Because I had been in survival mode for so long, actually feeling my emotions was exhausting. I don’t like for people to see me upset and I don’t like to be vulnerable, but trauma therapy was requiring me to do both of those things basically all the time. After a day or two of this, I told my therapist that I felt like there was a gaping wound in the middle of my chest and the only way to feel safe was to curl up in a ball. She said, “What are you afraid is going to happen? You’re safe.” I wasn’t sure what I thought was going to happen if I let go and sat in it. In retrospect, I think it was the actual letting go that I was so afraid of. I had built my life around hanging on in order to survive. I thought I would lose myself. I thought the darkness would take me over. I thought my grief and trauma and shame would eat me alive. But, in reality, it had already tried and I had escaped.

I cried for a week. I cried constantly in group even if I wasn’t the one sharing. I bought frozen and prepackaged meals at the grocery store because I could barely manage to eat, much less cook. I laid in my bed and cried myself to sleep every night, overwhelmed by the amount of emotions I was finally allowing myself to feel. Plus, the loneliness of knowing that no one else can help you with your feelings is probably the most destitute I’ve ever felt. Some days, I felt ok during PHP because I knew others around me felt the same way.

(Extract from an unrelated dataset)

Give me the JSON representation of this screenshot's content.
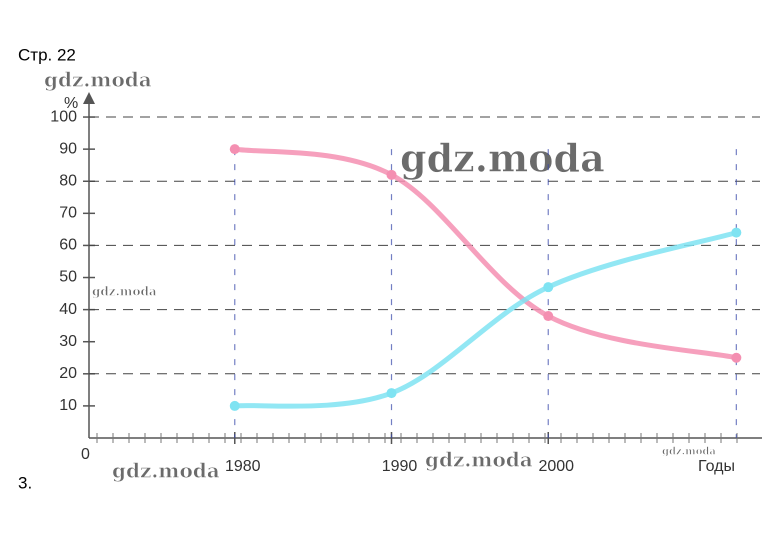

It was often when I left that I felt the most overwhelmed. When it was time to go home, what was I supposed to do? The answer was: nothing. I just had to sit there and feel terrible. I felt lonely and sad and overwhelmed, and you just feel it. I felt homesick for something I couldn’t identify and entirely umoored. And when I felt like drinking or hurting myself or ending it all just to make the feelings stop, I called someone to sit with you. And kept feeling.

After about a week of feeling all of this, I remember asking my therapist, “How long do I have to sit it in? How do I know when I’m done?” She looked at me and said, “I’m still sitting in it.” There will always be things I need to sit in and feel. It will probably never be as overwhelming as the second week of trauma therapy because I aim to never get to a point again where I have decades worth of built up trauma to process, but there will always be something. No one else could tell me when I was done sitting in it. I just knew. One night, I looked at a picture of my mom and sobbed for hours. After that I knew I had reached the bottom of the cave and it was time to find my way back out.